Podsumujmy: Rządzona przez liberalną PO Gmina Sopot przeprowadziła następującą, rozłożoną na lata operację:
Wynajęła sanatorium z pensjonatem fundacji kościelnej
Fundacja kościelna znalazła prywatnego inwestora, który uruchomił działalność sanatoryjną w pensjonacie
Gmina wyrzuciła najemców i przejęła nieruchomość
Gmina ogłosiła chęć sprzedaży gruntów, i zaplanowała że w tym miejscu ma powstać elegancki 4 gwiazdkowy hotel.

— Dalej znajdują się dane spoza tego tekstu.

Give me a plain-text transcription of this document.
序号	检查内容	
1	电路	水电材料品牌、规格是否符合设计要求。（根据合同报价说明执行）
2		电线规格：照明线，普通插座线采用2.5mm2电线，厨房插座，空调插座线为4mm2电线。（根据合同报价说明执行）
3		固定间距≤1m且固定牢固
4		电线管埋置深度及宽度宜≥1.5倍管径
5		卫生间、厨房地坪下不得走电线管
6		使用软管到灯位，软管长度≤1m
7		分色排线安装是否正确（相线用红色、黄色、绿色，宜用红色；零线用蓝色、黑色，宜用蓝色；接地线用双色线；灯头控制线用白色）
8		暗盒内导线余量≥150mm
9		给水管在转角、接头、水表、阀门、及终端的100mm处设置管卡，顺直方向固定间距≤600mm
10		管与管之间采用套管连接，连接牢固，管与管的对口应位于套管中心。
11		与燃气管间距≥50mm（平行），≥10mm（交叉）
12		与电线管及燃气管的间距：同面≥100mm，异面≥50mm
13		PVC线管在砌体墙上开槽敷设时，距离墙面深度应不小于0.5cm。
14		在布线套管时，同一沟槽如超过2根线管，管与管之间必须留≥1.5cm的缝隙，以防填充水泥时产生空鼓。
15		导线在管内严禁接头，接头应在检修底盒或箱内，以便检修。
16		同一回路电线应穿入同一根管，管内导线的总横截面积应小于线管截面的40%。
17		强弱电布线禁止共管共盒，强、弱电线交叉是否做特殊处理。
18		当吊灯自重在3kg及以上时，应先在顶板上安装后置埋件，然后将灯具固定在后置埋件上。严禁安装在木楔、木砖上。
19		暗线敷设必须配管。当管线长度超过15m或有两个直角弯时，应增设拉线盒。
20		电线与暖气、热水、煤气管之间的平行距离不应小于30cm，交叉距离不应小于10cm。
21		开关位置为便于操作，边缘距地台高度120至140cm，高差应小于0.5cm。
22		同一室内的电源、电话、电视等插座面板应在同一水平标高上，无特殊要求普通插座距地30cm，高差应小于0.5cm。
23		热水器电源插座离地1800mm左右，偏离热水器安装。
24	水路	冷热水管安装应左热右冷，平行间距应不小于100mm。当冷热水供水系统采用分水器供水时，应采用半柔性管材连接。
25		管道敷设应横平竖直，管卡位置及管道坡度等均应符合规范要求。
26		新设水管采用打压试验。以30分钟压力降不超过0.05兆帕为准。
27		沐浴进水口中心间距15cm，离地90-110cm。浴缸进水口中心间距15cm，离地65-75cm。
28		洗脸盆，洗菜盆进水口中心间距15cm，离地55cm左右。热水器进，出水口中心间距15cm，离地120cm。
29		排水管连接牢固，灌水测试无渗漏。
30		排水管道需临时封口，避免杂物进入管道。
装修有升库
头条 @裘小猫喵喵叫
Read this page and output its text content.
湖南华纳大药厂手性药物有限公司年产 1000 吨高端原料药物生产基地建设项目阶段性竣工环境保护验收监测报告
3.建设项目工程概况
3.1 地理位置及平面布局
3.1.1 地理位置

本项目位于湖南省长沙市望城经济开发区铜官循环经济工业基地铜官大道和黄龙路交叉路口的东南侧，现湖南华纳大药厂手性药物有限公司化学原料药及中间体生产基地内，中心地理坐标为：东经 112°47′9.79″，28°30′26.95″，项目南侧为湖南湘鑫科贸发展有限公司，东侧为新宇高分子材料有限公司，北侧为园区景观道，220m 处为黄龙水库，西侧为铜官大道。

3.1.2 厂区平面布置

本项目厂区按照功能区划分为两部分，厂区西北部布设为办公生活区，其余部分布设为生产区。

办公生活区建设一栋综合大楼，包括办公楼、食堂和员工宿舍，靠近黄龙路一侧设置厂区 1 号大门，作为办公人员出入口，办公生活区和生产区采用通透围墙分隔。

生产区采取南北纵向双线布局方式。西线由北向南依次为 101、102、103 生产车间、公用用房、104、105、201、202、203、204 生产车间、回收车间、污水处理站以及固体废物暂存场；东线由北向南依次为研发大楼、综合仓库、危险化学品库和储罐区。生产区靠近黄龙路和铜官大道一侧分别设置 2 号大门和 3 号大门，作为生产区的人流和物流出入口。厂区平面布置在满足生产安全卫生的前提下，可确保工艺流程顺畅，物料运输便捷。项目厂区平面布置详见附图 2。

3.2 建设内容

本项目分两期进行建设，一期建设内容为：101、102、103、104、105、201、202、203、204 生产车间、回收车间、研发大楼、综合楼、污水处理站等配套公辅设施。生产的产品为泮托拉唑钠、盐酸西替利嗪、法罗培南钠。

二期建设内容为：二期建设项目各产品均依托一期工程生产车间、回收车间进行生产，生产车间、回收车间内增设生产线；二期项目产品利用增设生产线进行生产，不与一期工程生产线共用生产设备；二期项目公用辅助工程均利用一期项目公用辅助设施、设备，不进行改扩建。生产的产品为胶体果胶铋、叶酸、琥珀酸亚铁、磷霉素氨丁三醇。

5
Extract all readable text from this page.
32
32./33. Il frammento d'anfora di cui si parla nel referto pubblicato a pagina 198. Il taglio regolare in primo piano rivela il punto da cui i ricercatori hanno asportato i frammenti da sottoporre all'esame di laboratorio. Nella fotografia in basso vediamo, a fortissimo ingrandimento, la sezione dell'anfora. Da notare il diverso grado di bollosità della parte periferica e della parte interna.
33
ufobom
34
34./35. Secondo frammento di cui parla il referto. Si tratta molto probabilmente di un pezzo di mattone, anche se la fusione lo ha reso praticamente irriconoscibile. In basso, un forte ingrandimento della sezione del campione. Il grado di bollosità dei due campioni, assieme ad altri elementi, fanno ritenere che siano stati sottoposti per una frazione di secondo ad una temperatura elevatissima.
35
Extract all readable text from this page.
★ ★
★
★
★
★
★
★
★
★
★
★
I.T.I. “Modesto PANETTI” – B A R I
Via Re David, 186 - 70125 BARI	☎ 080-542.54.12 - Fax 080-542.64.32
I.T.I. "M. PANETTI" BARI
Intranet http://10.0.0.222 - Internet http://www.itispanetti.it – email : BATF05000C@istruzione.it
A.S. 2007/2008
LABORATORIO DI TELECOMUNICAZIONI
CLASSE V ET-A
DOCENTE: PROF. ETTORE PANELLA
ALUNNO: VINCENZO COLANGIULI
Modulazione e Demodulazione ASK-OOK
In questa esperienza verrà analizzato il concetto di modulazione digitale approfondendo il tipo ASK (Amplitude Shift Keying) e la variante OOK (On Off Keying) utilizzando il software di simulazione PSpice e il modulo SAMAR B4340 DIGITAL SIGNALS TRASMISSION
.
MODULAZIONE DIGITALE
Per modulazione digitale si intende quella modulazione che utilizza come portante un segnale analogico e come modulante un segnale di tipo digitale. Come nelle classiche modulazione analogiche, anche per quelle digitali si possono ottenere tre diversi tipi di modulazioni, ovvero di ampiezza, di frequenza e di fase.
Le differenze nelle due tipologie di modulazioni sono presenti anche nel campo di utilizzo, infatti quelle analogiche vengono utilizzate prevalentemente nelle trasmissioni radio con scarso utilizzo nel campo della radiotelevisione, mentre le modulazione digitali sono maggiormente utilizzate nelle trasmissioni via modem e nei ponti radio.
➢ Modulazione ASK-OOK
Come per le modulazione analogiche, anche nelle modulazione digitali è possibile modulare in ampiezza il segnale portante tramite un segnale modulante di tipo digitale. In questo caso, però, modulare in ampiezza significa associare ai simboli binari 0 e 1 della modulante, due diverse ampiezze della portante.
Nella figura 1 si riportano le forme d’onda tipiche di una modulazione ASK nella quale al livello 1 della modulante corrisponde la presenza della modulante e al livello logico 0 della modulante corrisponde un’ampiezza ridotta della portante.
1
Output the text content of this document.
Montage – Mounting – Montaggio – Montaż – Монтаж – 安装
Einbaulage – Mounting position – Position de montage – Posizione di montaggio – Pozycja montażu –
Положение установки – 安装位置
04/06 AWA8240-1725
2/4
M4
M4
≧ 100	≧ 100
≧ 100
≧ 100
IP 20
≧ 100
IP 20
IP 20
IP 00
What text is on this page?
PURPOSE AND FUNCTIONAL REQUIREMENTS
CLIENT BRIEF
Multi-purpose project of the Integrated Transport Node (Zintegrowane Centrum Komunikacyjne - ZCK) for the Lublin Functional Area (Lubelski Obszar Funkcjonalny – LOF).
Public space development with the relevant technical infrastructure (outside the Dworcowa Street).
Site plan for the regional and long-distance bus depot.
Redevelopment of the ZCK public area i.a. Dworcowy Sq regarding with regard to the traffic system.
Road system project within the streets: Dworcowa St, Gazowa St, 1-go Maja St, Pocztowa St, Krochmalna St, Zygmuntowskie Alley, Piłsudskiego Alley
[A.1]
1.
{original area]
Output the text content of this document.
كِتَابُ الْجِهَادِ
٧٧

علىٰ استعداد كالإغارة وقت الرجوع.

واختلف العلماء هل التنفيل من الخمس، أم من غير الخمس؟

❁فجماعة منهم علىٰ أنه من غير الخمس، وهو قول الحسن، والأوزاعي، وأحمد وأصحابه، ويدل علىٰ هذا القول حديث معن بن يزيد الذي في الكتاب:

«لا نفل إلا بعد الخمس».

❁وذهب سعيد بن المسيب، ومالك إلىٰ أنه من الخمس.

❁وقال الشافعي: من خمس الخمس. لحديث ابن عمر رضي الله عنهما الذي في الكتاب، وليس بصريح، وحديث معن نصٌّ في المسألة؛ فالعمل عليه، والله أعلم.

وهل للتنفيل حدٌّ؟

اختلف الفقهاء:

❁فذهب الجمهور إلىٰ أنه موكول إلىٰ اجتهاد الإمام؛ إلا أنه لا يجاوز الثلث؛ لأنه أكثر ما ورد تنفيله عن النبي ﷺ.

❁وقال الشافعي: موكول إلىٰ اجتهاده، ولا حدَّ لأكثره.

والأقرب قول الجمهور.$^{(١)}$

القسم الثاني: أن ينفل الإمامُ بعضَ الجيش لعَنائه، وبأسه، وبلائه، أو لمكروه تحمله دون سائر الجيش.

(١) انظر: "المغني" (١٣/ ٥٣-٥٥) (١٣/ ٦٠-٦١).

To z kolei oznacza, że w rządzonym niepodzielnie przez PO Sopocie rada miasta wspólnie z prezydentem zlikwidowała sanatorium - część samorządowej służby zdrowia w celu sprzedaży nieruchomości pod intratną inwestycję biznesową. Panie Donaldzie, właśnie o takich interesach mówiła przez telefon Pani Posłanka Sawicka.
Jeszcze zanim zasłabła, o czym na czerwonym pasku poinformował tvn24.